Getting close to it, I felt covered by the size and the body. There was a bronze-molded bag underneath it, and inside were diaphanous balls that were the spider’s eggs. It felt like being inside a tunnel, except the cement hardness was replaced with muscle, strength, and an organic beauty that lacks in grey and dim tunnels. I was mesmerized, and took care to focus my camera and take the pictures.
When I turned around to look for the group, they had walked away and beyond. I felt slightly let-down, but soon gave up on re-joining again.
I began to wander towards the stairs and the elevator, as obviously, some of the more beloved work were on the higher floors. The triumph of the Tate is in its grandiosity. It is large. It is a monster. And it is impressive. Without purposely studying the directory, I decided to go up to the third floor. The elevators were as impressive. Shiny, mirror-like, and enclosing.

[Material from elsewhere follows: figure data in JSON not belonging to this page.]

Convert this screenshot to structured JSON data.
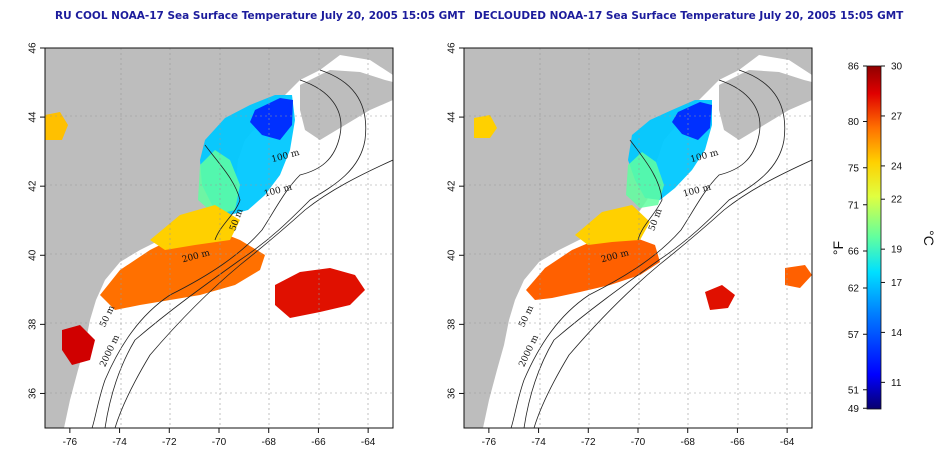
{
  "panels": [
    {
      "title": "RU COOL NOAA-17 Sea Surface Temperature July 20, 2005 15:05 GMT"
    },
    {
      "title": "DECLOUDED NOAA-17 Sea Surface Temperature July 20, 2005 15:05 GMT"
    }
  ],
  "map": {
    "lon_range": [
      -77,
      -63
    ],
    "lat_range": [
      35,
      46
    ],
    "lon_ticks": [
      -76,
      -74,
      -72,
      -70,
      -68,
      -66,
      -64
    ],
    "lat_ticks": [
      36,
      38,
      40,
      42,
      44,
      46
    ],
    "land_color": "#bdbdbd",
    "ocean_color": "#ffffff",
    "grid": "dotted"
  },
  "contour_labels": [
    {
      "text": "100 m",
      "lon": -67.3,
      "lat": 42.8
    },
    {
      "text": "100 m",
      "lon": -67.6,
      "lat": 41.8
    },
    {
      "text": "50 m",
      "lon": -69.2,
      "lat": 41.0
    },
    {
      "text": "200 m",
      "lon": -70.9,
      "lat": 39.9
    },
    {
      "text": "50 m",
      "lon": -74.4,
      "lat": 38.2
    },
    {
      "text": "2000 m",
      "lon": -74.3,
      "lat": 37.2
    }
  ],
  "colorbar": {
    "celsius_ticks": [
      "30",
      "27",
      "24",
      "22",
      "19",
      "17",
      "14",
      "11"
    ],
    "fahrenheit_ticks": [
      "86",
      "80",
      "75",
      "71",
      "66",
      "62",
      "57",
      "51",
      "49"
    ],
    "unit_f": "°F",
    "unit_c": "°C",
    "c_range": [
      9.4,
      30
    ],
    "colors": [
      "#08006e",
      "#0000ff",
      "#0080ff",
      "#00e0ff",
      "#60ffa0",
      "#e0ff40",
      "#ffd000",
      "#ff7000",
      "#e00000",
      "#900000"
    ]
  }
}
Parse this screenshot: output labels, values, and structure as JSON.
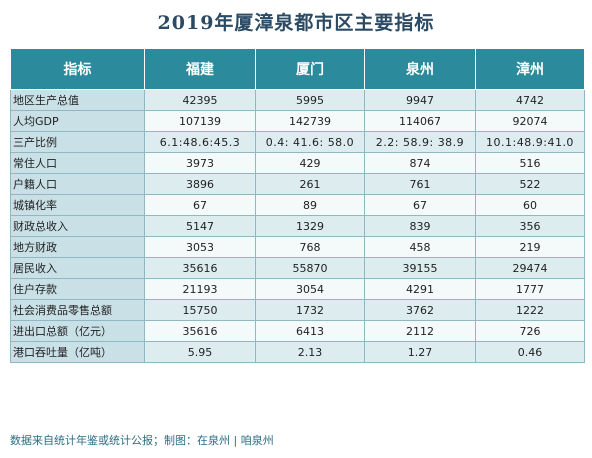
{
  "title": "2019年厦漳泉都市区主要指标",
  "table": {
    "headers": [
      "指标",
      "福建",
      "厦门",
      "泉州",
      "漳州"
    ],
    "rows": [
      [
        "地区生产总值",
        "42395",
        "5995",
        "9947",
        "4742"
      ],
      [
        "人均GDP",
        "107139",
        "142739",
        "114067",
        "92074"
      ],
      [
        "三产比例",
        "6.1:48.6:45.3",
        "0.4: 41.6: 58.0",
        "2.2: 58.9: 38.9",
        "10.1:48.9:41.0"
      ],
      [
        "常住人口",
        "3973",
        "429",
        "874",
        "516"
      ],
      [
        "户籍人口",
        "3896",
        "261",
        "761",
        "522"
      ],
      [
        "城镇化率",
        "67",
        "89",
        "67",
        "60"
      ],
      [
        "财政总收入",
        "5147",
        "1329",
        "839",
        "356"
      ],
      [
        "地方财政",
        "3053",
        "768",
        "458",
        "219"
      ],
      [
        "居民收入",
        "35616",
        "55870",
        "39155",
        "29474"
      ],
      [
        "住户存款",
        "21193",
        "3054",
        "4291",
        "1777"
      ],
      [
        "社会消费品零售总额",
        "15750",
        "1732",
        "3762",
        "1222"
      ],
      [
        "进出口总额（亿元）",
        "35616",
        "6413",
        "2112",
        "726"
      ],
      [
        "港口吞吐量（亿吨）",
        "5.95",
        "2.13",
        "1.27",
        "0.46"
      ]
    ]
  },
  "footer": "数据来自统计年鉴或统计公报；制图：在泉州 | 咱泉州",
  "colors": {
    "header_bg": "#2b8a9b",
    "row_odd": "#dcecef",
    "row_even": "#f4f9fa",
    "title": "#2b4a63"
  }
}
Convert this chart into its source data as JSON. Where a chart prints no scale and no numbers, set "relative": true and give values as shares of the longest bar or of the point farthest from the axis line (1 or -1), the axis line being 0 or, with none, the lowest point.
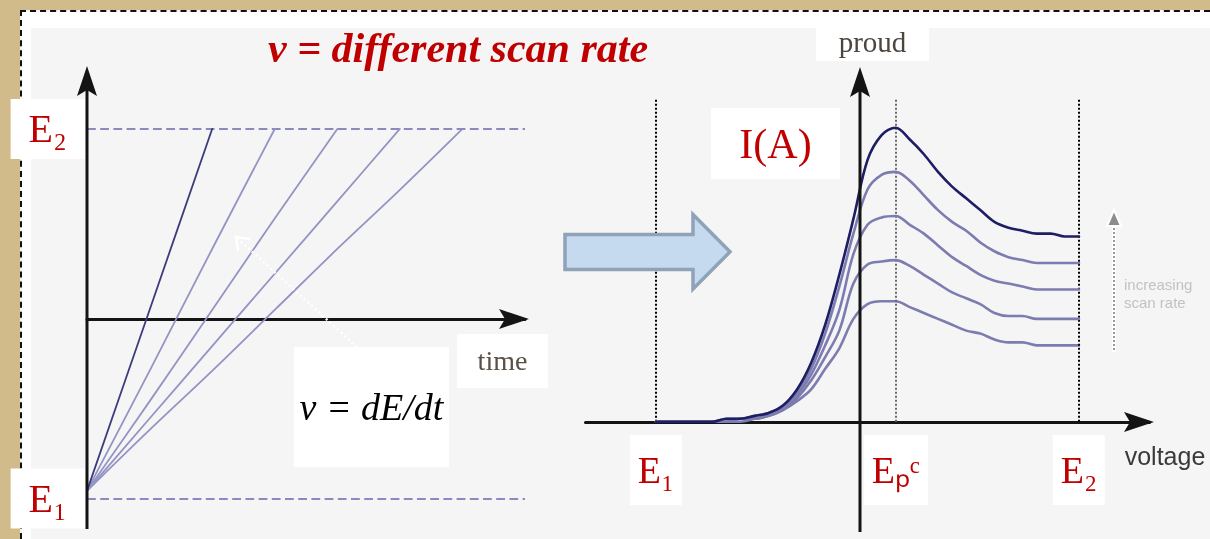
{
  "chart_data": [
    {
      "type": "line",
      "title": "v = different scan rate",
      "xlabel": "time",
      "annotations": [
        "v = dE/dt"
      ],
      "relative": true,
      "categories": [
        null,
        null,
        null,
        null,
        null,
        null,
        null,
        null
      ],
      "series": [
        {
          "color": "#3c3c7c",
          "values": [
            -0.9,
            0.05,
            1,
            null,
            null,
            null,
            null,
            null
          ]
        },
        {
          "color": "#9494c4",
          "values": [
            -0.9,
            -0.27,
            0.37,
            1,
            null,
            null,
            null,
            null
          ]
        },
        {
          "color": "#9494c4",
          "values": [
            -0.9,
            -0.43,
            0.05,
            0.53,
            1,
            null,
            null,
            null
          ]
        },
        {
          "color": "#9494c4",
          "values": [
            -0.9,
            -0.52,
            -0.14,
            0.24,
            0.62,
            1,
            null,
            null
          ]
        },
        {
          "color": "#9494c4",
          "values": [
            -0.9,
            -0.58,
            -0.27,
            0.05,
            0.37,
            0.68,
            1,
            null
          ]
        }
      ],
      "ref_lines": [
        {
          "axis": "y",
          "value": 1,
          "label": "E₂",
          "color": "#8a8abf",
          "line_style": "dashed"
        },
        {
          "axis": "y",
          "value": -0.94,
          "label": "E₁",
          "color": "#8a8abf",
          "line_style": "dashed"
        }
      ]
    },
    {
      "type": "line",
      "xlabel": "voltage",
      "ylabel": "proud",
      "annotations": [
        "I(A)",
        "increasing scan rate"
      ],
      "relative": true,
      "categories": [
        null,
        null,
        null,
        null,
        null,
        "E₁",
        null,
        null,
        null,
        null,
        null,
        null,
        null,
        null,
        null,
        null,
        null,
        null,
        null,
        null,
        null,
        null,
        "Eₚᶜ",
        null,
        null,
        null,
        null,
        null,
        null,
        null,
        null,
        null,
        null,
        null,
        null,
        "E₂",
        null,
        null,
        null,
        null,
        null
      ],
      "series": [
        {
          "color": "#1e1e64",
          "values": [
            null,
            null,
            null,
            null,
            null,
            0,
            0,
            0,
            0,
            0,
            0.01,
            0.01,
            0.02,
            0.03,
            0.055,
            0.11,
            0.2,
            0.33,
            0.5,
            0.69,
            0.89,
            0.975,
            1,
            0.96,
            0.91,
            0.85,
            0.8,
            0.76,
            0.72,
            0.68,
            0.66,
            0.65,
            0.64,
            0.64,
            0.63,
            0.63,
            null,
            null,
            null,
            null,
            null
          ]
        },
        {
          "color": "#7c7cb0",
          "values": [
            null,
            null,
            null,
            null,
            null,
            0,
            0,
            0,
            0,
            0,
            0.01,
            0.01,
            0.02,
            0.03,
            0.05,
            0.1,
            0.18,
            0.3,
            0.46,
            0.64,
            0.79,
            0.84,
            0.85,
            0.82,
            0.77,
            0.72,
            0.68,
            0.65,
            0.61,
            0.58,
            0.56,
            0.55,
            0.54,
            0.54,
            0.54,
            0.54,
            null,
            null,
            null,
            null,
            null
          ]
        },
        {
          "color": "#7c7cb0",
          "values": [
            null,
            null,
            null,
            null,
            null,
            0,
            0,
            0,
            0,
            0,
            0,
            0.01,
            0.01,
            0.03,
            0.05,
            0.09,
            0.16,
            0.26,
            0.38,
            0.57,
            0.67,
            0.695,
            0.7,
            0.67,
            0.64,
            0.6,
            0.56,
            0.53,
            0.5,
            0.48,
            0.47,
            0.46,
            0.45,
            0.45,
            0.45,
            0.45,
            null,
            null,
            null,
            null,
            null
          ]
        },
        {
          "color": "#7c7cb0",
          "values": [
            null,
            null,
            null,
            null,
            null,
            0,
            0,
            0,
            0,
            0,
            0,
            0.01,
            0.01,
            0.02,
            0.04,
            0.08,
            0.14,
            0.22,
            0.31,
            0.47,
            0.535,
            0.545,
            0.55,
            0.53,
            0.5,
            0.47,
            0.44,
            0.42,
            0.4,
            0.37,
            0.36,
            0.36,
            0.35,
            0.35,
            0.35,
            0.35,
            null,
            null,
            null,
            null,
            null
          ]
        },
        {
          "color": "#7c7cb0",
          "values": [
            null,
            null,
            null,
            null,
            null,
            0,
            0,
            0,
            0,
            0,
            0,
            0,
            0.01,
            0.02,
            0.04,
            0.07,
            0.11,
            0.18,
            0.25,
            0.35,
            0.4,
            0.41,
            0.41,
            0.39,
            0.37,
            0.35,
            0.33,
            0.31,
            0.3,
            0.28,
            0.27,
            0.27,
            0.26,
            0.26,
            0.26,
            0.26,
            null,
            null,
            null,
            null,
            null
          ]
        }
      ],
      "ref_lines": [
        {
          "axis": "x",
          "value": "E₁",
          "color": "#000000",
          "line_style": "dotted"
        },
        {
          "axis": "x",
          "value": "Eₚᶜ",
          "color": "#6a6a6a",
          "line_style": "dotted"
        },
        {
          "axis": "x",
          "value": "E₂",
          "color": "#000000",
          "line_style": "dotted"
        }
      ]
    }
  ]
}
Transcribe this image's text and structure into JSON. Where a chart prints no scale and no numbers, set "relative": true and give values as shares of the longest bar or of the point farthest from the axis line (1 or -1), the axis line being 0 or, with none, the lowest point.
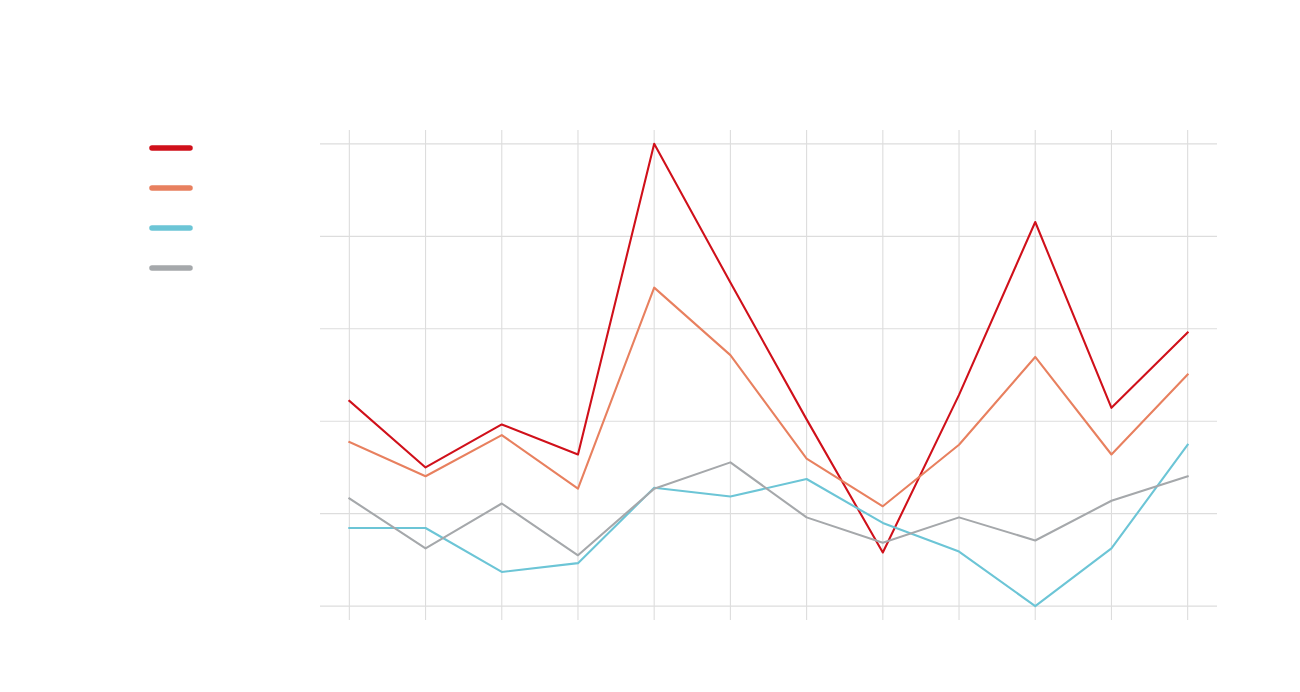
{
  "chart_data": {
    "type": "line",
    "relative": true,
    "grid": true,
    "categories": [
      null,
      null,
      null,
      null,
      null,
      null,
      null,
      null,
      null,
      null,
      null,
      null
    ],
    "series": [
      {
        "color": "#d0101a",
        "values": [
          0.444,
          0.3,
          0.393,
          0.328,
          1.0,
          0.7,
          0.404,
          0.116,
          0.457,
          0.831,
          0.429,
          0.592
        ]
      },
      {
        "color": "#e8805f",
        "values": [
          0.355,
          0.281,
          0.37,
          0.254,
          0.689,
          0.543,
          0.319,
          0.216,
          0.349,
          0.539,
          0.328,
          0.501
        ]
      },
      {
        "color": "#6cc5d6",
        "values": [
          0.169,
          0.169,
          0.074,
          0.093,
          0.256,
          0.237,
          0.275,
          0.18,
          0.118,
          0.0,
          0.125,
          0.349
        ]
      },
      {
        "color": "#a5a8ab",
        "values": [
          0.233,
          0.125,
          0.222,
          0.11,
          0.254,
          0.311,
          0.192,
          0.137,
          0.192,
          0.142,
          0.228,
          0.281
        ]
      }
    ]
  }
}
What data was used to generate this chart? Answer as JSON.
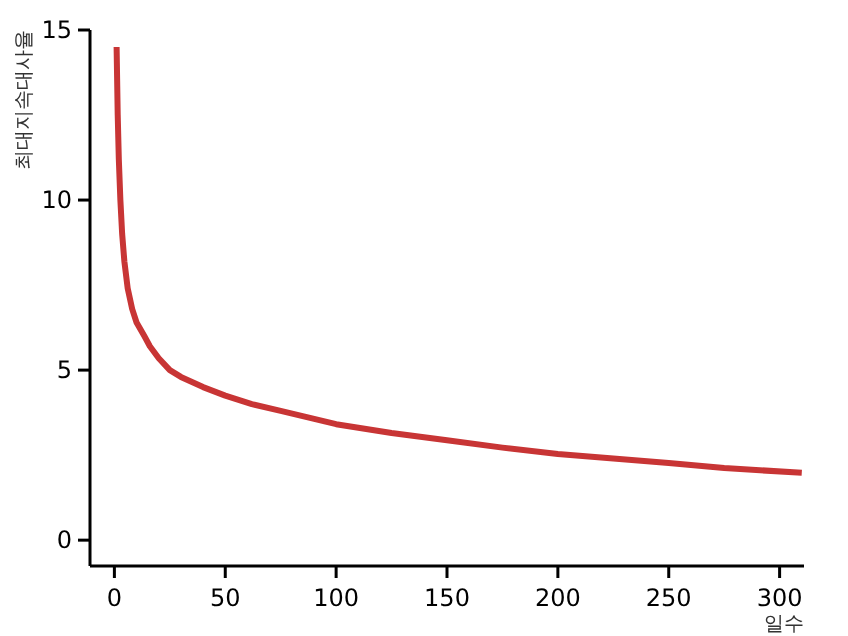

Off the elevator, there was just as much open concept space as there was downstairs. I walked towards the centre of the building. This high up, there were glass walls built around in a square, which was on the first storey. I looked out and down, and saw the foyer and the many ant-sized people below. Everything was on the inside, and yet, it was completely a self-sustaining eco-systerm. The Tate Modern is a life-force in and of itself.
Turning to face some of the art, the first thing I saw was a Rodin sculpture. A man, but not “The Thinker.” Posed and sitting, but not of “The Kiss” fame. It was a greeting before entering into one of the exhibition rooms. It was large…. Which at the time I saw it, was not something I knew about Rodin sculptures. The men, and the women, are taller, thicker, darker, and wiser than the average human being. They see more, they think more, they feel more, and they look like they can say more too. In any case, I found myself telling myself that this particular sculpture could not compare with what I had seen and knew of European Sculptures. Those that adorn fountains and entrances to great palaces. There is a very great physical movement in those copper and marble pieces. But, now, as I understand, there is a lack of the wisdom that Rodin could bring forth in a Bronze.
As I turned yet again, there were paintings. Bright, laughing, full of life paintings made of nothing but colour and the size of a brush. This was also one of the first times I had seen something so beautiful that was not a drawing of something recognizable. As I looked…. I am guessing that if a reporter were looking at me, he would say that I was staring, at these masterpieces that could fill two walls of space. In any case, as I looked, I could not but overhear the voices of a couple becoming louder and louder as they were most obviously in a disagreement. It was puzzling… A relationship is difficult enough, but to come to a public place where people find enlightenment, to work out differences and irreconcilable questions about a partnership, is creating a bigger difficulty. Probably one that the police and a judge would find in the favour of the Crown.
The woman could not understand why the man wouldn’t help her. He countered that what she was pursuing was useless and of no help whatsoever. They were centering on the issue of equality and whether anything that they had was fair and equal. It was dizzying listening to the two of them counter and counter each other. By this time, their voices were loud and carrying, and other patrons of the Tate were beginning to outwardly shush them. I saw one of the security guards, in full uniform, approach them. He put out his arm forcefully, and said sternly, and loudly, that they must keep their voices down and that if they wanted to continue, they would have to leave the Gallery.
Confronted by authority, and the agreement of the general public, the couple started walking, while in overly whispered voices they continued to address each other. Soon, they were on the elevator, I gather, to go down, and the doors closed on them, forever taking them away from anyone here.
The rest of the Tate, of which I have seen only a small percentage, is absolutely just as beautiful and worth the cost of the building, of which the entrance fee is but the smallest infinitissimal price. My thought, coming from that day, is to find life as attractive as the art, if not entirely to be as enraptured as the couple that so heatedly exchanged avowals with each other.